Implementation approach: Write helper factories or fixtures for each table in dependency order, implement the main seed entry point (db/seeds.rb, seed.ts, conftest.py fixtures, SQL insert scripts, etc.), add environment guards to abort on production, include a brief header comment documenting table coverage and approximate row counts, and validate the script runs without errors on a local schema.

Progress tracking:

{
  "agent": "seed-data-generator",
  "status": "generating",
  "progress": {
    "tables_analysed": 8,
    "factories_written": 8,
    "edge_cases_included": true,
    "environments_covered": ["development", "test", "ci"]
  }
}

4. Delivery Excellence

Excellence checklist: All foreign key relationships respected, no real PII present, script is idempotent, environment guard in place, edge cases covered (null, boundary, unicode), volume is appropriate per environment, seed script is committed alongside the schema, and a brief usage note is provided to the team.

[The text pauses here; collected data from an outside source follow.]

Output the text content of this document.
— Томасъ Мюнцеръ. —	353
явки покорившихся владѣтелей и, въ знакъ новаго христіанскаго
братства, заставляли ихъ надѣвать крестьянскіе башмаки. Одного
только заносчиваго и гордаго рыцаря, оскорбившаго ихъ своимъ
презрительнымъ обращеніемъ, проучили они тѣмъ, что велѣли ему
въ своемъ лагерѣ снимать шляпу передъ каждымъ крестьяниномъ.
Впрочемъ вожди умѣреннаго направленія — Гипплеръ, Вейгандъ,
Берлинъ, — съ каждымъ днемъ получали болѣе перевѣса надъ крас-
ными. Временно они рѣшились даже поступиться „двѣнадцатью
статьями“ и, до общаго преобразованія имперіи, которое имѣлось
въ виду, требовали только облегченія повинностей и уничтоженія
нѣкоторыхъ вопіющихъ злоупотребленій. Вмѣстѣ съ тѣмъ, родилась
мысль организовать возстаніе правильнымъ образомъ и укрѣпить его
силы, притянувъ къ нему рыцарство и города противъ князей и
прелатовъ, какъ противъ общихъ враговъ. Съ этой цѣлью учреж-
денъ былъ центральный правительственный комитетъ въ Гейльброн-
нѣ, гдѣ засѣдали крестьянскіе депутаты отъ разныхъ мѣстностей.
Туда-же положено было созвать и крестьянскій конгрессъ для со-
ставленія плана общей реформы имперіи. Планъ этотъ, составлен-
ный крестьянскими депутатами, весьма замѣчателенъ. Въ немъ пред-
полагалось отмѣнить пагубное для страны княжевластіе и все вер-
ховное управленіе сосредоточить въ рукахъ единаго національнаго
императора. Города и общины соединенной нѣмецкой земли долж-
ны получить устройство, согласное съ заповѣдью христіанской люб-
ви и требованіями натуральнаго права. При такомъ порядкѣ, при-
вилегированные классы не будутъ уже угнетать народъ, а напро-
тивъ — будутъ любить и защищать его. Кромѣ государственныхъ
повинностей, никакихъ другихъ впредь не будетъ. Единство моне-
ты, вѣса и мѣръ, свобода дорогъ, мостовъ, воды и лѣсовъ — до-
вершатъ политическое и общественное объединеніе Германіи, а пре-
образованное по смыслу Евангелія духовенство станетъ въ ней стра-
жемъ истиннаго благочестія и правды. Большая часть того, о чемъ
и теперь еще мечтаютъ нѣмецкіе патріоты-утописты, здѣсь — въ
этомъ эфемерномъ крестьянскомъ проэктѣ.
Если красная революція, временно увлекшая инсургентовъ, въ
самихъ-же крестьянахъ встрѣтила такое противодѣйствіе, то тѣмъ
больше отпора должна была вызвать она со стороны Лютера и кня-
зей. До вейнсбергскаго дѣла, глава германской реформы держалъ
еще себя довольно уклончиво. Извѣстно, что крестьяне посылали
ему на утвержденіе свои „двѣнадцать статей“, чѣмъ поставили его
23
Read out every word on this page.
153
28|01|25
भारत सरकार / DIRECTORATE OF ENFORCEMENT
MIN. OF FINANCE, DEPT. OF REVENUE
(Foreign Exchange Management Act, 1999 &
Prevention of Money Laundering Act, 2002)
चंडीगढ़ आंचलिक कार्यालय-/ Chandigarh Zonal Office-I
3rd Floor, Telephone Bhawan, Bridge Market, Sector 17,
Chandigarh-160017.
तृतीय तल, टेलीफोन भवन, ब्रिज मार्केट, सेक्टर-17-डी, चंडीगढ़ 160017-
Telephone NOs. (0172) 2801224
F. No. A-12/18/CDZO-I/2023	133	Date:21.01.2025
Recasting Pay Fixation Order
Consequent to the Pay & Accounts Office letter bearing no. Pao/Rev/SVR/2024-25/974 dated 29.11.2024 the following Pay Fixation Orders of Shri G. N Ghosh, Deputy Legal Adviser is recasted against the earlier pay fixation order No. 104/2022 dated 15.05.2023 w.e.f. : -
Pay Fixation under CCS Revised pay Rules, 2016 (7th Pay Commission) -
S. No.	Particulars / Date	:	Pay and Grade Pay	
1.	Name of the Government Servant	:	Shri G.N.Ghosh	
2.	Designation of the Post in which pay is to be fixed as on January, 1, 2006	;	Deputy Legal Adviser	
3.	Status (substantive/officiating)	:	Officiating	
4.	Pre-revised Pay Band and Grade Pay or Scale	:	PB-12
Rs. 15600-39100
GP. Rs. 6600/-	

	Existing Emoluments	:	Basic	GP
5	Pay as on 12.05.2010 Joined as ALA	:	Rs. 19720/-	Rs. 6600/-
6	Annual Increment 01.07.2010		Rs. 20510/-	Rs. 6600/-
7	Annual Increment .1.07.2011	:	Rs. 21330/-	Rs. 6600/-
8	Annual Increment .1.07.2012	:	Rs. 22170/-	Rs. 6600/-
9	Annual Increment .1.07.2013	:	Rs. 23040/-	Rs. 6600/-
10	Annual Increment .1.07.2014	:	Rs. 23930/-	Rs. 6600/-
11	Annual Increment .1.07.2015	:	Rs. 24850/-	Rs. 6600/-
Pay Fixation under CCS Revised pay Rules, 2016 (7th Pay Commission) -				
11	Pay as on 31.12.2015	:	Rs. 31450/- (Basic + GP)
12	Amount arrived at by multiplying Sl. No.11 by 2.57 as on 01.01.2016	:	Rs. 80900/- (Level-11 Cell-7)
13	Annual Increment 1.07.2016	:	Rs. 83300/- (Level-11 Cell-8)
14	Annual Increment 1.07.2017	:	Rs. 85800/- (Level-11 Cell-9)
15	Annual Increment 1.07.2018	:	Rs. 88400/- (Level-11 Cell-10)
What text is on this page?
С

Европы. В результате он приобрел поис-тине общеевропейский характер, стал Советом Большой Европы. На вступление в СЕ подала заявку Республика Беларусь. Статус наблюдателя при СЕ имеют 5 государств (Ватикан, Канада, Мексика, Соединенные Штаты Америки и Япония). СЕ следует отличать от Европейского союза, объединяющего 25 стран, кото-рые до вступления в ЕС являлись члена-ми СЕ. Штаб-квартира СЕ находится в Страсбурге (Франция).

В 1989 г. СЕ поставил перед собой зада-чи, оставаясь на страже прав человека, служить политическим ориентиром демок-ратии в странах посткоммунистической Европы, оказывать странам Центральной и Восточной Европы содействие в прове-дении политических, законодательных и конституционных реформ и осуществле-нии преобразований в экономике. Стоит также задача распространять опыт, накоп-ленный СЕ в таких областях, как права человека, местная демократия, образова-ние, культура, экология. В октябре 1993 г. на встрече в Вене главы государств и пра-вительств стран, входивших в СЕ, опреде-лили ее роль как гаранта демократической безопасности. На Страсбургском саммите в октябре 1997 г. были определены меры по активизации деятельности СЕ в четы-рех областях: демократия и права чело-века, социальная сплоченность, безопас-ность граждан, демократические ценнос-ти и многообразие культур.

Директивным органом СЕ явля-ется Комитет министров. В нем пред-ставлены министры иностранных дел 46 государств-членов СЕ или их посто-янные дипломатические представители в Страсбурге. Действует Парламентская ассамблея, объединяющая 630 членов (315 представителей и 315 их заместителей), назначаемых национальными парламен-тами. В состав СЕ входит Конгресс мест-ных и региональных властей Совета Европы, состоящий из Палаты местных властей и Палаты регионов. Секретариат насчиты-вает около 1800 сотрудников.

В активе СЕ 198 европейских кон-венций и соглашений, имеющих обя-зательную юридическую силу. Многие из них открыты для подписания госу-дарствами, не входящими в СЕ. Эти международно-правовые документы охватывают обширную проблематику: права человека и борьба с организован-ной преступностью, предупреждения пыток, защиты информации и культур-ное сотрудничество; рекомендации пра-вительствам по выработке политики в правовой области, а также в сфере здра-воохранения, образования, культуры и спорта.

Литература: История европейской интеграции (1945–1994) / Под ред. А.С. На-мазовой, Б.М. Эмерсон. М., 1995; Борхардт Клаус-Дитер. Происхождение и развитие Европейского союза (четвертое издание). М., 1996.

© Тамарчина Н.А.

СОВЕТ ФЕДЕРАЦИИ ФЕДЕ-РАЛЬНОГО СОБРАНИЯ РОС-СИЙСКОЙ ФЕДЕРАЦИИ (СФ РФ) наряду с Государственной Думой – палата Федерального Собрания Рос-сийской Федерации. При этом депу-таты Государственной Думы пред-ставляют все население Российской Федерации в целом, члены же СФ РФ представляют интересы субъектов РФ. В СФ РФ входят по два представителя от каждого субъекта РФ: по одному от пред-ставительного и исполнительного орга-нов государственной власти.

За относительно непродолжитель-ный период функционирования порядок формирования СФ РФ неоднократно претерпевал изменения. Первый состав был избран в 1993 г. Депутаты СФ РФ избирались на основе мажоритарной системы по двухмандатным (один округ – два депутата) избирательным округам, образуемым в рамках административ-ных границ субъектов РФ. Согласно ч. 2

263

Delivery notification: "Seed data script generated. Covers 8 tables in correct insertion order using Faker.js. Produces 200 users, 50 products, 500 orders, and 1 500 order_items in development; 20/5/50/150 in test/CI. All personal fields are synthetic. Edge cases include null optional fields, max-length strings, and zero-value order totals. Run npm run db:seed to populate."

Integration with other agents: Collaborate with database-optimizer when large seed volumes expose query performance issues, work with postgres-pro for PostgreSQL-specific upsert patterns and sequence management, support unit-test-writer and integration-test-writer by providing the fixture factories they depend on, and assist data-engineer when pipeline testing requires representative datasets.

Always prioritise schema fidelity, PII safety, and idempotency while generating data that is realistic enough to surface real bugs in business logic and UI rendering.